Sunday, May 5, 2019

A Gift That Keeps Growing


A Gift That Keeps Growing

WRITING FOR SUCCESS
By Gary Gilson

One of the greatest gifts I ever got — The New Yorker Magazine — came from my great-uncle Ollie.

I was only 12, and The New Yorker hooked me. I have been reading it ever since. Here’s the unique thing: Uncle Ollie did not buy me a subscription; no, he would read his own copy, then wrap it up and mail it to me every week from his home in New York to my home in Connecticut.

That’s love.

Among my most vivid memories of his home: the walls leading to the attic were papered with covers of The New Yorker. 

Reading The New Yorker gave me a love for language, long before I came to appreciate the magazine’s rigorous fact-checking and lofty standards for clarity.

In coaching writers I offer this encouragement: “Make what you write . . . say what you mean.”

To achieve that goal requires precision — the basis for concise, clear and compelling writing. That’s technique; not worth much if what you’re writing about lacks substance.

One of my most painful memories: a series on juvenile delinquency that I wrote as a rookie reporter for The Minneapolis Star. Re-reading it now, I do not hesitate to describe it as unreadable and interminable. It’s filled with self-serving and mind-numbing bureaucratic jargon of state corrections officials; not a single juvenile delinquent appears in the series, and, as a result, nothing human that a reader can connect with.

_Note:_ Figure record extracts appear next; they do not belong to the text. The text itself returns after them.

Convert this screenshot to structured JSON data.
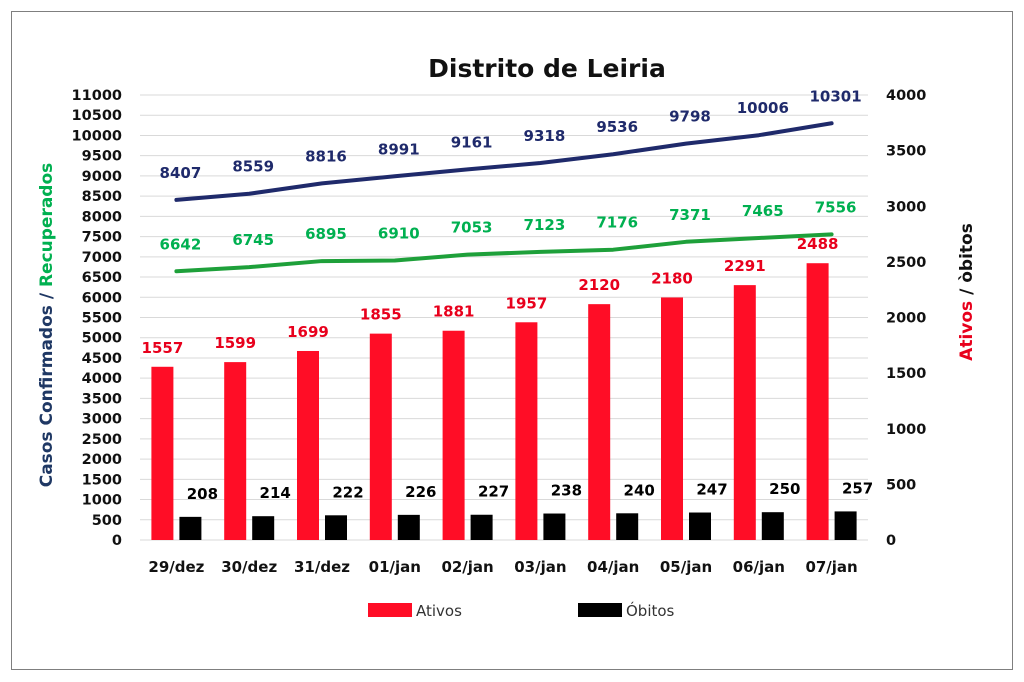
{
  "chart_data": {
    "type": "bar",
    "title": "Distrito de Leiria",
    "categories": [
      "29/dez",
      "30/dez",
      "31/dez",
      "01/jan",
      "02/jan",
      "03/jan",
      "04/jan",
      "05/jan",
      "06/jan",
      "07/jan"
    ],
    "y_left": {
      "ylim": [
        0,
        11000
      ],
      "ticks": [
        0,
        500,
        1000,
        1500,
        2000,
        2500,
        3000,
        3500,
        4000,
        4500,
        5000,
        5500,
        6000,
        6500,
        7000,
        7500,
        8000,
        8500,
        9000,
        9500,
        10000,
        10500,
        11000
      ],
      "label_parts": [
        {
          "text": "Casos Confirmados",
          "color": "#1f3864"
        },
        {
          "text": " / ",
          "color": "#1f3864"
        },
        {
          "text": "Recuperados",
          "color": "#00b050"
        }
      ]
    },
    "y_right": {
      "ylim": [
        0,
        4000
      ],
      "ticks": [
        0,
        500,
        1000,
        1500,
        2000,
        2500,
        3000,
        3500,
        4000
      ],
      "label_parts": [
        {
          "text": "Ativos",
          "color": "#e8001c"
        },
        {
          "text": " / òbitos",
          "color": "#111111"
        }
      ]
    },
    "series": [
      {
        "name": "",
        "kind": "line",
        "axis": "left",
        "color": "#1f2a6b",
        "label_color": "#1f2a6b",
        "values": [
          8407,
          8559,
          8816,
          8991,
          9161,
          9318,
          9536,
          9798,
          10006,
          10301
        ]
      },
      {
        "name": "",
        "kind": "line",
        "axis": "left",
        "color": "#1ea03a",
        "label_color": "#00b050",
        "values": [
          6642,
          6745,
          6895,
          6910,
          7053,
          7123,
          7176,
          7371,
          7465,
          7556
        ]
      },
      {
        "name": "Ativos",
        "kind": "bar",
        "axis": "right",
        "color": "#ff0d26",
        "label_color": "#e8001c",
        "values": [
          1557,
          1599,
          1699,
          1855,
          1881,
          1957,
          2120,
          2180,
          2291,
          2488
        ]
      },
      {
        "name": "Óbitos",
        "kind": "bar",
        "axis": "right",
        "color": "#000000",
        "label_color": "#000000",
        "values": [
          208,
          214,
          222,
          226,
          227,
          238,
          240,
          247,
          250,
          257
        ]
      }
    ],
    "legend": {
      "position": "bottom",
      "items": [
        "Ativos",
        "Óbitos"
      ]
    },
    "grid": true
  }
}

With experience and practice I got better. All of us can; we just have to keep trying.

At colleges where I have taught journalism, among them Yale, Columbia, the University of Minnesota and, for the past 22 years, Colorado College, I always open with a presentation on clear writing. I urge students not to write “writing,” but to write the way they talk. After all, they have no trouble talking about the highlight of their day to a college roommate, so why not write the way you talk?

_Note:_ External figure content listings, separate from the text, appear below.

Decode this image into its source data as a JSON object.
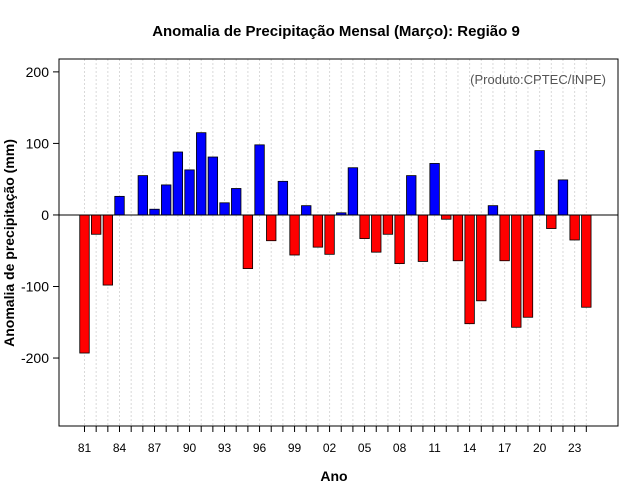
{
  "chart_data": {
    "type": "bar",
    "title": "Anomalia de Precipitação Mensal (Março): Região 9",
    "xlabel": "Ano",
    "ylabel": "Anomalia de precipitação (mm)",
    "annotation": "(Produto:CPTEC/INPE)",
    "ylim": [
      -295,
      218
    ],
    "yticks": [
      200,
      100,
      0,
      -100,
      -200
    ],
    "xtick_labels": [
      "81",
      "84",
      "87",
      "90",
      "93",
      "96",
      "99",
      "02",
      "05",
      "08",
      "11",
      "14",
      "17",
      "20",
      "23"
    ],
    "grid": true,
    "positive_color": "#0000ff",
    "negative_color": "#ff0000",
    "categories": [
      "1981",
      "1982",
      "1983",
      "1984",
      "1985",
      "1986",
      "1987",
      "1988",
      "1989",
      "1990",
      "1991",
      "1992",
      "1993",
      "1994",
      "1995",
      "1996",
      "1997",
      "1998",
      "1999",
      "2000",
      "2001",
      "2002",
      "2003",
      "2004",
      "2005",
      "2006",
      "2007",
      "2008",
      "2009",
      "2010",
      "2011",
      "2012",
      "2013",
      "2014",
      "2015",
      "2016",
      "2017",
      "2018",
      "2019",
      "2020",
      "2021",
      "2022",
      "2023",
      "2024"
    ],
    "values": [
      -193,
      -27,
      -98,
      26,
      0,
      55,
      8,
      42,
      88,
      63,
      115,
      81,
      17,
      37,
      -75,
      98,
      -36,
      47,
      -56,
      13,
      -45,
      -55,
      3,
      66,
      -33,
      -52,
      -27,
      -68,
      55,
      -65,
      72,
      -6,
      -64,
      -152,
      -120,
      13,
      -64,
      -157,
      -143,
      90,
      -19,
      49,
      -35,
      -129
    ]
  }
}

It’s a great way to start.

In this series of columns I will use anecdotes to illustrate principles of clear writing. Next time I’ll cover a key principle by telling a story from Death Row at the South Carolina State Prison. Stay tuned.

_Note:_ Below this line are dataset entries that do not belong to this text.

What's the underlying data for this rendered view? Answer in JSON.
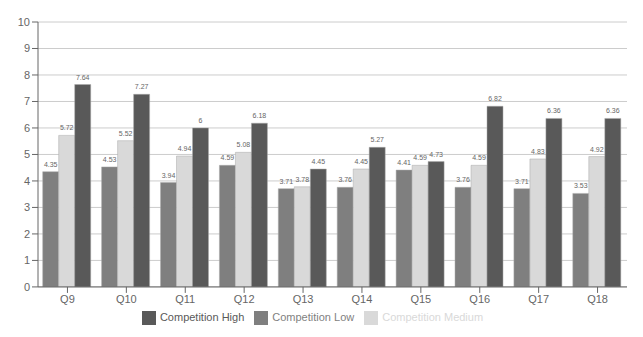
{
  "chart_data": {
    "type": "bar",
    "categories": [
      "Q9",
      "Q10",
      "Q11",
      "Q12",
      "Q13",
      "Q14",
      "Q15",
      "Q16",
      "Q17",
      "Q18"
    ],
    "series": [
      {
        "name": "Competition Low",
        "color": "#7f7f7f",
        "values": [
          4.35,
          4.53,
          3.94,
          4.59,
          3.71,
          3.76,
          4.41,
          3.76,
          3.71,
          3.53
        ]
      },
      {
        "name": "Competition Medium",
        "color": "#d9d9d9",
        "values": [
          5.72,
          5.52,
          4.94,
          5.08,
          3.78,
          4.45,
          4.59,
          4.59,
          4.83,
          4.92
        ]
      },
      {
        "name": "Competition High",
        "color": "#595959",
        "values": [
          7.64,
          7.27,
          6.0,
          6.18,
          4.45,
          5.27,
          4.73,
          6.82,
          6.36,
          6.36
        ]
      }
    ],
    "ylim": [
      0,
      10
    ],
    "yticks": [
      0,
      1,
      2,
      3,
      4,
      5,
      6,
      7,
      8,
      9,
      10
    ],
    "grid": true,
    "legend": "bottom",
    "data_labels": true
  }
}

For now, here’s a tip sheet on how to improve your writing:

1. Think about what you want to write.
2. Gather data.
3. Think about who will read what you write.
4. Create an OUTLINE of priorities. It will prove invaluable and will 
    relieve stress.
5. Start writing. DO NOT EDIT as you write. Just pour it out.
6. Read aloud what you have written. If it doesn’t sound natural, 
    change it.
7. Now edit and rewrite.
8. Read aloud AGAIN. If possible, read it to another person, and 
    have another person read it to you. If necessary, REWRITE.
9. SEND IT.

Meanwhile, I want you know what a thrill it is for me to be writing again for the newspaper where my career began.